Computer Science
"I Don't Know If We're Doing Good. I Don't Know If We're Doing Bad": Investigating How Practitioners Scope, Motivate, and Conduct Privacy Work When Developing AI Products
H. (. Lee, L. Gao, et al.
Privacy is a core principle of human-centered AI, yet little is known about how industry practitioners who design consumer-facing AI technologies define and scope privacy, what motivates or inhibits their privacy work, and which methods, tools, and resources they use. Prior work highlights a gap between principles and practice in HAI. Because AI technologies pose unique privacy harms and AI development pipelines differ from traditional software engineering, the privacy challenges in developing consumer-facing AI products are expected to differ.
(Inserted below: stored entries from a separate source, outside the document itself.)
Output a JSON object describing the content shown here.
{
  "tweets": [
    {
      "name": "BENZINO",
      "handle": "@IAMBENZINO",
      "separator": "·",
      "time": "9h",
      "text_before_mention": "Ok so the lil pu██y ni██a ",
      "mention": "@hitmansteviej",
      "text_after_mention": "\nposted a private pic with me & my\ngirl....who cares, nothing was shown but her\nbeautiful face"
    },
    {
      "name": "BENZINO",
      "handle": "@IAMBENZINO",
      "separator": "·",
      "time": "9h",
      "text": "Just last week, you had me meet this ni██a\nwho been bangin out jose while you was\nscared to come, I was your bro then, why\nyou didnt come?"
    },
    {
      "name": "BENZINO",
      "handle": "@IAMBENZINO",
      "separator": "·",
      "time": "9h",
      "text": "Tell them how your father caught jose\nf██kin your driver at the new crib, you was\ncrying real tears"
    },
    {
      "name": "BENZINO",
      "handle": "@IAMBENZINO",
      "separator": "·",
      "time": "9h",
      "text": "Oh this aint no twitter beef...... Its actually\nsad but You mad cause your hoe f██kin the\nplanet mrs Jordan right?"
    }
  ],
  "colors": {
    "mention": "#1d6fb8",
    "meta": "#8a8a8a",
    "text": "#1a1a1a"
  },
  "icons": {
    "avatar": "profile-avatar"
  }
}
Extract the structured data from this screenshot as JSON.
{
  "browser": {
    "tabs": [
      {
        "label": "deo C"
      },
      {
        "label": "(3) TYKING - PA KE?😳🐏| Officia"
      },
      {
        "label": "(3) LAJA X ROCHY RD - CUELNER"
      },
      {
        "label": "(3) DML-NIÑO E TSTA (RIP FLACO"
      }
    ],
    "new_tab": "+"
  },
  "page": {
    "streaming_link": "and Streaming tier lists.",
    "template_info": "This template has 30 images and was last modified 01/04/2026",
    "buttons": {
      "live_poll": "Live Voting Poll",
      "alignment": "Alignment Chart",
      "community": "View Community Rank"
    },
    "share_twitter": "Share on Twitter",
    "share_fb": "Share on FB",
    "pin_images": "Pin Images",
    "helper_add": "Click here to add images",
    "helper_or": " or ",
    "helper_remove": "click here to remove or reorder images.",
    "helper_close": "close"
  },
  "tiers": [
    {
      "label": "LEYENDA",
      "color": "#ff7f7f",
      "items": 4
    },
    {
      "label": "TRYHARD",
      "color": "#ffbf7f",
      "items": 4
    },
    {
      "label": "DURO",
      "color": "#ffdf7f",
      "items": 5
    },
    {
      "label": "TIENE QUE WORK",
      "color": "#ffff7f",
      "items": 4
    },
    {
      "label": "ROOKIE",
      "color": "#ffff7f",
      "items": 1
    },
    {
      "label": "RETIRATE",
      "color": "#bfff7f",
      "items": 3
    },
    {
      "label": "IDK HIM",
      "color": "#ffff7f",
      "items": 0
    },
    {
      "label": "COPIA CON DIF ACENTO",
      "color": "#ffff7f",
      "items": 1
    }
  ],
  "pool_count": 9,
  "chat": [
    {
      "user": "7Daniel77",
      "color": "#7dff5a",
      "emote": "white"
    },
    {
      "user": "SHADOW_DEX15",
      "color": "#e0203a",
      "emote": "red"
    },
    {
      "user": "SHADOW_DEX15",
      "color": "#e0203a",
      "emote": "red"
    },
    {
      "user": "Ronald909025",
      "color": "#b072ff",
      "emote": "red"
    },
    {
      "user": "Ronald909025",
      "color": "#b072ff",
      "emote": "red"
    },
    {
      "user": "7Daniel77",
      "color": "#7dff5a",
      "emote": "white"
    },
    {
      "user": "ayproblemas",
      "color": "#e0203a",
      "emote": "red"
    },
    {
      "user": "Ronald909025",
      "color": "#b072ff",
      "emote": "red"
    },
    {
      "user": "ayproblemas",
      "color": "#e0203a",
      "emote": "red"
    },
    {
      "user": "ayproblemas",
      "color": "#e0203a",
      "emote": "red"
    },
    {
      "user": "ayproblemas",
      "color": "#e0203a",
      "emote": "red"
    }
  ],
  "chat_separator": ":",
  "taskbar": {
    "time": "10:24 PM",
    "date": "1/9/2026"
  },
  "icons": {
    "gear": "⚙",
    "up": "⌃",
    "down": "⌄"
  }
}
Guided by the Security and Privacy Acceptance Framework (SPAF), which identifies three barriers—awareness, motivation, and ability—the authors pose three research questions: RQ1: How well do AI practitioners’ definitions of privacy work reflect awareness of AI-exacerbated privacy threats? RQ2: What motivates and inhibits privacy work for consumer-facing AI products? RQ3: What constitutes privacy work for AI practitioners and what affects their ability to do this work? To investigate, the authors conducted semi-structured interviews with N=35 industry practitioners across 25 companies who worked on consumer-facing AI products (i.e., products that train on or infer from end-user data).
Human-Centered AI: Prior research shows AI can produce intrusive or unjust outcomes in high-stakes contexts, motivating efforts to create socially responsible, trustworthy, and safe interactive AI systems. Privacy is frequently cited in ethical AI guidelines, yet a principle–practice gap persists. Efforts to bridge this gap include modeling practitioner difficulties, publishing educational repositories, regulations, and creating artifacts such as checklists, guidelines, data statements, and dataset nutrition labels. However, privacy in AI practice is under-modeled and often treated narrowly (data protection, consent, technical guarantees like differential privacy), lacking comprehensive practitioner-oriented support. Privacy in software engineering: Studies of developer attitudes via surveys, interviews, and public forums show privacy is often a secondary concern due to costs, misconceptions, knowledge gaps, and lack of clear guidelines and regulations. Tools include issue detection, agendas/workbooks/guidelines, and investigations into usability of these interventions (e.g., static analysis notifications). SPAF identifies awareness, motivation, and ability barriers to adopting privacy/security best practices. The authors extend this literature to consumer AI products, which introduce unique privacy risks and differ in design/deployment pipelines, offering first in-depth insights into how practitioners define privacy, what motivates/inhibits their work, and how they operationalize privacy.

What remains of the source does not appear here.